WTO members can apply tariffs below the bound, if they choose to do so. The difference between the tariff that a country applies at the border and the country’s commitments to other WTO members is referred to as “tariff water”, or “binding overhang”. In principle, tariff waters provide the policy space for country to set their tariff at non-cooperative levels.

The findings of this paper suggest that countries do cooperate both during the accession process and beyond it. However, non-cooperative tariff-setting is observed in the presence of sufficiently large amounts of tariff water.

We find that in the absence of tariff water, importing countries’ market power tends to be negatively correlated with applied tariffs, which is consistent with a cooperative tariff-setting.
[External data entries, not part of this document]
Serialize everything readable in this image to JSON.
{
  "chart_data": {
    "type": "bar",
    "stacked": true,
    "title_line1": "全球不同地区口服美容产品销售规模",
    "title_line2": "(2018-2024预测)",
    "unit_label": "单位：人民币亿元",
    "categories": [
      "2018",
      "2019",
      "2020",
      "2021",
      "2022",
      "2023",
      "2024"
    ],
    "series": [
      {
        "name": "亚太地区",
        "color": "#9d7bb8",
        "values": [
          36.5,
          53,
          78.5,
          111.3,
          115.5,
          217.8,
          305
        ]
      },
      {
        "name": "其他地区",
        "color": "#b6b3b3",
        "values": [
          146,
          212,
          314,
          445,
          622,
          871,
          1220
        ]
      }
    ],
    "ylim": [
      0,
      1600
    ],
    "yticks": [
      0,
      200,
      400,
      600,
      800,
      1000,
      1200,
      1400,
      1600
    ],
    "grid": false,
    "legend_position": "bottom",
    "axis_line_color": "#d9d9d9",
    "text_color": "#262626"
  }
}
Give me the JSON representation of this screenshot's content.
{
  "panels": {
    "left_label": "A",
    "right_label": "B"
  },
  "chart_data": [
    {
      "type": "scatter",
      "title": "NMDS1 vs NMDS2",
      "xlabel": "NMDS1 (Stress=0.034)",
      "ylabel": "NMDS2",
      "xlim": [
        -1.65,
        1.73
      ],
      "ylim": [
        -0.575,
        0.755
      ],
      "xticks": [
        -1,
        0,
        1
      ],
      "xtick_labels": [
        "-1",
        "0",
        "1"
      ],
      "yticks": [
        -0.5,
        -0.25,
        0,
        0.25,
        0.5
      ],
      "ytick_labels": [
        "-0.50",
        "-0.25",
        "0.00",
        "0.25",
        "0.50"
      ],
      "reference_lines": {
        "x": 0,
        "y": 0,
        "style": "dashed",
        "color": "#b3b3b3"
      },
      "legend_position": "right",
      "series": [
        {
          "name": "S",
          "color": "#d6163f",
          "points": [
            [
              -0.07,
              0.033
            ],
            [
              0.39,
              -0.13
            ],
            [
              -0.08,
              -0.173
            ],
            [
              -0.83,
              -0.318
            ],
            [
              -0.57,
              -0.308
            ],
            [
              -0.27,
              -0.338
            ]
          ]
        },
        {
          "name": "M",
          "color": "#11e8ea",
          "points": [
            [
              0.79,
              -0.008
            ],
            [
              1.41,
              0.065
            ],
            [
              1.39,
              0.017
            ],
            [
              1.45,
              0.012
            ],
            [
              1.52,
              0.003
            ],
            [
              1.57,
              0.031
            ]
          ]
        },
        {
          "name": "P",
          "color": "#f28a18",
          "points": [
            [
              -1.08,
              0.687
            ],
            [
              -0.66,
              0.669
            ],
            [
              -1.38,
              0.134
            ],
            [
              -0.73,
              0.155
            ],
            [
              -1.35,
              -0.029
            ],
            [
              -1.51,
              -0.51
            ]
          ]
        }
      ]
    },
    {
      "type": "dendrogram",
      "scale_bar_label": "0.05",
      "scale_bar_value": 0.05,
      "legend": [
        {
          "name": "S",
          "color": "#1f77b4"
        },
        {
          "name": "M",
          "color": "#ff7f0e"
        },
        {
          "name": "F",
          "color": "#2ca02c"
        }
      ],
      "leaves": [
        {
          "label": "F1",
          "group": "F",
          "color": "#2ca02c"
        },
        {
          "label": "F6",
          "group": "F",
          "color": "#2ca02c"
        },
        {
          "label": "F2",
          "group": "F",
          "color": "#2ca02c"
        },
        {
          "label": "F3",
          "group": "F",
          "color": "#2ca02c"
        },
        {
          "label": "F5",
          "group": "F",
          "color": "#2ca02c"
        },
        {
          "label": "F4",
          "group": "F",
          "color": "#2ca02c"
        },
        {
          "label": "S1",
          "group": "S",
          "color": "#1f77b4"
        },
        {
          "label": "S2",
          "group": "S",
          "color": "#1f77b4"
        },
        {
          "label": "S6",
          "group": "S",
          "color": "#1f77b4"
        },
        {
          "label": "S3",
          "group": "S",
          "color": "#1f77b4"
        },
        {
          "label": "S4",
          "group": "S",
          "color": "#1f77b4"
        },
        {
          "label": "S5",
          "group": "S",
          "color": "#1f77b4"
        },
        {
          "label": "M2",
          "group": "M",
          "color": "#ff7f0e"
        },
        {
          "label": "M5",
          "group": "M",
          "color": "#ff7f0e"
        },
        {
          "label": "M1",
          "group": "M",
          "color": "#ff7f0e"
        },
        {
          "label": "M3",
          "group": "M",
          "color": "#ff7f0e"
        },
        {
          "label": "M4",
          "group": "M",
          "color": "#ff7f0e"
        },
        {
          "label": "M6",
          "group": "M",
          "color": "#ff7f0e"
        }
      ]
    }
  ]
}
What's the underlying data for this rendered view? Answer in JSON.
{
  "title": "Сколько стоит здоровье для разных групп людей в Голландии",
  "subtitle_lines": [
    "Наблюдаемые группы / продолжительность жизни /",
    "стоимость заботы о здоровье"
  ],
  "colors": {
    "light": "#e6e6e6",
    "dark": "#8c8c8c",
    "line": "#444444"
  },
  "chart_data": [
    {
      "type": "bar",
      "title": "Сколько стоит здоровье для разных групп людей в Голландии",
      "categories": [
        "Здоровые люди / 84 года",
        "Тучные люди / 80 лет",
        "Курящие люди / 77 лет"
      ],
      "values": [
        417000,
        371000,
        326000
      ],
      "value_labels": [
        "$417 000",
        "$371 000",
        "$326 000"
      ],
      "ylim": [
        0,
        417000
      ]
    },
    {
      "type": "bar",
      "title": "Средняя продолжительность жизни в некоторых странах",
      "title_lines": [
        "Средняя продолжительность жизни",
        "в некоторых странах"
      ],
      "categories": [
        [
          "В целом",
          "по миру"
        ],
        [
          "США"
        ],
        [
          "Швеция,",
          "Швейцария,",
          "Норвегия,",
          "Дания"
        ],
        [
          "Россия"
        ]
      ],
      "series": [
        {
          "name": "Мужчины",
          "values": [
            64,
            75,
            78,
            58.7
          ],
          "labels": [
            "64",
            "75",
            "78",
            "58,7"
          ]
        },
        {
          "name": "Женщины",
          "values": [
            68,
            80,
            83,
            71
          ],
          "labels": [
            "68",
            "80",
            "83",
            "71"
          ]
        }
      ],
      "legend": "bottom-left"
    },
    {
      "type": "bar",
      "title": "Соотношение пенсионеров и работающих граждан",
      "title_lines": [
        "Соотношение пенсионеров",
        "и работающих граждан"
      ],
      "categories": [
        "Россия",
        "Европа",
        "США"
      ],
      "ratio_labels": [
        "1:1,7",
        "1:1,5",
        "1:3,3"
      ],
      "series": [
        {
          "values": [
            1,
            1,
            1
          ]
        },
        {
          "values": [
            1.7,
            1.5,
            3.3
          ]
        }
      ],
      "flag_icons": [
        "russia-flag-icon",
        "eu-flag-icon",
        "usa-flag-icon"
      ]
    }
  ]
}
On the other hand, in the presence of tariff water, the relationship between importers’ market power and tariffs tends to become positive, suggesting a tendency towards non-cooperative tariffs. However, the positive correlation between importers’ market power and tariffs is only observed when levels of tariff water are above 20 percentage points.

In the presence of moderate levels of tariff water, WTO members tend to set their tariffs cooperatively. One possible explanation for setting tariffs at non-optimal levels in the absence of legal constraints is the fear of retaliation from trading partners. We show that WTO members that have little to lose from retaliation tend to set tariffs non-cooperatively within their tariff waters, while WTO members that may have more to lose in case of retaliation are more likely to set tariffs cooperatively within their tariff waters.